Como salvar a honra
da nação e justificar uma lacuna em nosso vocabulário sexual
Cena do flme "Ninfomaníaca", do
diretor Lars von Trier
Escrito por Sérgio Rodrigues
Estávamos na vila medieval de Óbidos, em Portugal, terra
da ginja, para participar de um festival literário. Na roda formada por homens
e mulheres de nacionalidades lusófonas diversas, o escritor angolano José
Eduardo Agualusa resolveu pegar no pé de uma lacuna vocabular brasileira.
“No Brasil não existe minete”, declarou, para espanto e indignação da ala
feminina do grupo. Embora conste que em certas regiões do país a palavra não
seja desconhecida, Agualusa tinha lá sua razão, como comprova o fato de que poucos
leitores desta coluna saberão o que vem a ser o tal minete.
A confusão proposital entre a palavra, que de fato não existe para a
maioria dos nascidos aqui, com a coisa, que tem existência vibrante para muita
gente, era parte da piada. Uma piada que exigia resposta rápida do único
brasileiro presente, ou seja, eu.
Estava em jogo nada menos que a dignidade nacional, ainda que em sua
versão simbólica de jogo de salão.
Para que a história faça sentido será preciso explicar logo o que é
minete, um substantivo que, naquele momento, eu mesmo acabava de conhecer.
Chega de preliminares: minete é sexo oral em mulheres. O contraponto feminino
do boquete.
Em português brasileiro, um silêncio, uma lacuna que a gozação de Agualusa
diante da plateia escandalizada tornava constrangedora. Quando não uma lacuna,
no máximo um daqueles substantivos informais feitos na marra com
o particípio —no caso, do verbo “chupar”. Mas isso não livraria nossa cara coletiva naquela hora.
Por que, afinal, não temos um substantivo bom e honesto para nomear ato
tão relevante? Logo nós, com nossa fama —não inteiramente justa, mas insuflada
por décadas de campanhas turísticas oficiais— de povo liberadão e de
sexualidade à flor da pele.
Não será verdade que a exuberância vocabular sempre acompanha o peso
cultural das coisas, como sugerem os incontáveis nomes que a cachaça acumula
país afora? Se for verdade, o que essa fenda pudica em nosso vocabulário
revela? Em resumo: custava tanto assim termos importado “minete”?

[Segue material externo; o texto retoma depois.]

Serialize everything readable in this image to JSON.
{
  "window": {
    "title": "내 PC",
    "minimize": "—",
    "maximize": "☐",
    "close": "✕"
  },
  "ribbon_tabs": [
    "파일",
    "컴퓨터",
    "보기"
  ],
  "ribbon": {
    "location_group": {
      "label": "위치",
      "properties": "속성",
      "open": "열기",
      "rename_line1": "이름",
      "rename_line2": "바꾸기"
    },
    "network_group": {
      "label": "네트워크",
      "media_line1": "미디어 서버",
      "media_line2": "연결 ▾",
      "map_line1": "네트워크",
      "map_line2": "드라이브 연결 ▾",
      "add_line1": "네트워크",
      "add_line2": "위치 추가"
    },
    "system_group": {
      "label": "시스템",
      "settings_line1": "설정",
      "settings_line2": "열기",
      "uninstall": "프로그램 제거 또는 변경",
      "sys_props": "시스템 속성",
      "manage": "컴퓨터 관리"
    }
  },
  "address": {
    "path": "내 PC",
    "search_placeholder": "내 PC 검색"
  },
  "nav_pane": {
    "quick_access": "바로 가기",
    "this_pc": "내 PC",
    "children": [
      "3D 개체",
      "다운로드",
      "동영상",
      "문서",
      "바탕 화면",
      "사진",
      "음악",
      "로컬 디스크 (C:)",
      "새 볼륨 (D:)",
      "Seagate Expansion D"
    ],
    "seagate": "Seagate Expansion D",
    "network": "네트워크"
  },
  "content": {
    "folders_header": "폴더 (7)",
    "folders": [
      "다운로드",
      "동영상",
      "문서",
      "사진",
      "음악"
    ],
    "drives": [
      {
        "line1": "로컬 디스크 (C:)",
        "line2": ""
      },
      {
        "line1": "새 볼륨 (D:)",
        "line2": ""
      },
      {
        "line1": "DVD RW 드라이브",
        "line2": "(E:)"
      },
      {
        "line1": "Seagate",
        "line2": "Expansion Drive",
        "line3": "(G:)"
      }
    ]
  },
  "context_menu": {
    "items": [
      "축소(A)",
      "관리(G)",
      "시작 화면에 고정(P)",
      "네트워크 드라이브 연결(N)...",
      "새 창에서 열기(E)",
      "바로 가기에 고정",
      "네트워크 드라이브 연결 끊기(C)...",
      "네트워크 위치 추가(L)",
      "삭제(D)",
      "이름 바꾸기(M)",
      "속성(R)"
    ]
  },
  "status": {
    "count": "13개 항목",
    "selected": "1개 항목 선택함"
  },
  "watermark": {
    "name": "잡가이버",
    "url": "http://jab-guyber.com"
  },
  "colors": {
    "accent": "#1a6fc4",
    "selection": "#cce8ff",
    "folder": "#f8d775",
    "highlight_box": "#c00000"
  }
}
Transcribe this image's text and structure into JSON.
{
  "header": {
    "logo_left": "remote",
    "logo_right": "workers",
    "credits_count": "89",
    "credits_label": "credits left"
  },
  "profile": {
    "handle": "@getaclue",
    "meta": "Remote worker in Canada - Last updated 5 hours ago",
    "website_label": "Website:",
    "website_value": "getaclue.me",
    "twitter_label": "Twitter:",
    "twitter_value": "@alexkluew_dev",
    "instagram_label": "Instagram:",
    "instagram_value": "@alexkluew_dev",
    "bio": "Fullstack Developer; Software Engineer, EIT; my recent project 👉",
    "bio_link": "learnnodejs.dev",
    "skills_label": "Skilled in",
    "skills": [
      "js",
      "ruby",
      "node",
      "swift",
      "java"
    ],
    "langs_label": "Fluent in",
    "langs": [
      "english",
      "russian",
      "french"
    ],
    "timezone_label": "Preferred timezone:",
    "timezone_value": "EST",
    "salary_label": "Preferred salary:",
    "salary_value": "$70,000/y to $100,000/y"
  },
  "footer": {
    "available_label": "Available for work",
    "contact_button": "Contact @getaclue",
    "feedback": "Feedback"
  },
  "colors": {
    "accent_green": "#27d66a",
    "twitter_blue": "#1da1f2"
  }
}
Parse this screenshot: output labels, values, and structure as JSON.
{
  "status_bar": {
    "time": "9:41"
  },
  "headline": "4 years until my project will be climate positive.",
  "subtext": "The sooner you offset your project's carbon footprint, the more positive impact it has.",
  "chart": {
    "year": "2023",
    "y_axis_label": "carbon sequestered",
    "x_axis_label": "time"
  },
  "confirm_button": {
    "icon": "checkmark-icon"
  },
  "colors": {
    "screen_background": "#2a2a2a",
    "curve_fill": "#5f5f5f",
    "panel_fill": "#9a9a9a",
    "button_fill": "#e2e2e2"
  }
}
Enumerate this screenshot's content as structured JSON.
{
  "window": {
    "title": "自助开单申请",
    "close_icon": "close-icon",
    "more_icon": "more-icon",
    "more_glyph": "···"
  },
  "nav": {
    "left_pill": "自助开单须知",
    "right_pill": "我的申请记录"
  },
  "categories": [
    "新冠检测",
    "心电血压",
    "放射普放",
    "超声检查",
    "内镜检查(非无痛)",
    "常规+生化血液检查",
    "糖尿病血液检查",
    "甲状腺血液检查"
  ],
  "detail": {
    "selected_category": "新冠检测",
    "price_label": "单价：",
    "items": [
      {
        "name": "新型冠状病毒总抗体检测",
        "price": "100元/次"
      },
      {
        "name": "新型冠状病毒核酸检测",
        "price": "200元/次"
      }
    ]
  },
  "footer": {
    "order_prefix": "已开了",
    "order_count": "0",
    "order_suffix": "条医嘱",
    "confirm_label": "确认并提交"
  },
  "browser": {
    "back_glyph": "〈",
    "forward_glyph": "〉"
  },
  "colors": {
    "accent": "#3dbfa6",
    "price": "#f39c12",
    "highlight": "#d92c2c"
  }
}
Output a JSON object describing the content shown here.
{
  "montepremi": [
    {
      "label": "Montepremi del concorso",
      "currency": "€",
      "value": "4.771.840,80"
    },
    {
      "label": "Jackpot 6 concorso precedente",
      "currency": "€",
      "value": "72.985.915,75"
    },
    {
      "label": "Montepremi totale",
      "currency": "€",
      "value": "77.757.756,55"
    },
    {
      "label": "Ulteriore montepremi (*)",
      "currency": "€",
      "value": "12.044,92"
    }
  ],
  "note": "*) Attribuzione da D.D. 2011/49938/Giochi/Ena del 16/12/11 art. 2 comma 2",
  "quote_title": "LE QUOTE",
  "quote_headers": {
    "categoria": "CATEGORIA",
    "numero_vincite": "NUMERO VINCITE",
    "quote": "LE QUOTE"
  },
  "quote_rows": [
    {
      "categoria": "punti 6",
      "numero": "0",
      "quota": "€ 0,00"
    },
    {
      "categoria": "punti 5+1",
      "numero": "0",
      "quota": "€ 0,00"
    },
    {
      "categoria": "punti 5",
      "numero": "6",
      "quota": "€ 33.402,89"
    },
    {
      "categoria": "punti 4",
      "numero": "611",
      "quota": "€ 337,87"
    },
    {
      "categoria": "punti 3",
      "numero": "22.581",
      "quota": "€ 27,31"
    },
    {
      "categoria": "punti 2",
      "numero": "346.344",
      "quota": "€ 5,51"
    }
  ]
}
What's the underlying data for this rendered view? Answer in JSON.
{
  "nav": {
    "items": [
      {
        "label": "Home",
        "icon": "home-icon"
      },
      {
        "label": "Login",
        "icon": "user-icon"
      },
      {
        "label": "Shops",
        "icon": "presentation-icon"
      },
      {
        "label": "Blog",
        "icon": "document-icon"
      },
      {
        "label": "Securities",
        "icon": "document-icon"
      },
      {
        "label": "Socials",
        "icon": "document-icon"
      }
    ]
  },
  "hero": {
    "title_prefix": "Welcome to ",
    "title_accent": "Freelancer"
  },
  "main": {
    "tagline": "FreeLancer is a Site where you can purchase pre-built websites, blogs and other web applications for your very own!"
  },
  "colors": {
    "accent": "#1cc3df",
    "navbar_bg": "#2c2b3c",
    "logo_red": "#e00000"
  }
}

Seria uma mentira cômica dizer que, sendo um povo erudito, “cunnilingus”
resolve a questão para nós. Além de ser pedante, feioso e de uso raro, o termo
latino tem sonoridade que pode provocar certos mal-entendidos anatômicos.
Tudo ao contrário de “minete”, um vocábulo simpático e tão popular em
Portugal quanto na África lusófona. Vem do francês “minet”, ou mais
provavelmente de seu feminino, “minette”. Quer dizer gatinho ou gatinha e tem
sentido lúbrico por associação óbvia com a lambeção apreciada pelos bichanos.
Caros compatriotas: naquele momento difícil, eu precisava de uma
iluminação divina, nada menos que isso, e tenho o prazer de relatar que ela
veio. Ponderei à pequena audiência lusófona multinacional que nem sempre a
ausência de uma palavra traduz desinteresse ou falta de apreço.
Às vezes é o contrário: por respeitar demais alguma coisa, por nos
sabermos pequenos e indignos diante de sua grandeza, nos recusamos a reduzi-la
a um nome. “Vejam o caso de Deus. YHWH, o impronunciável tetragrama hebraico, é
um exemplo.” Não sei se colou. Fez o pessoal rir, e isso bastava.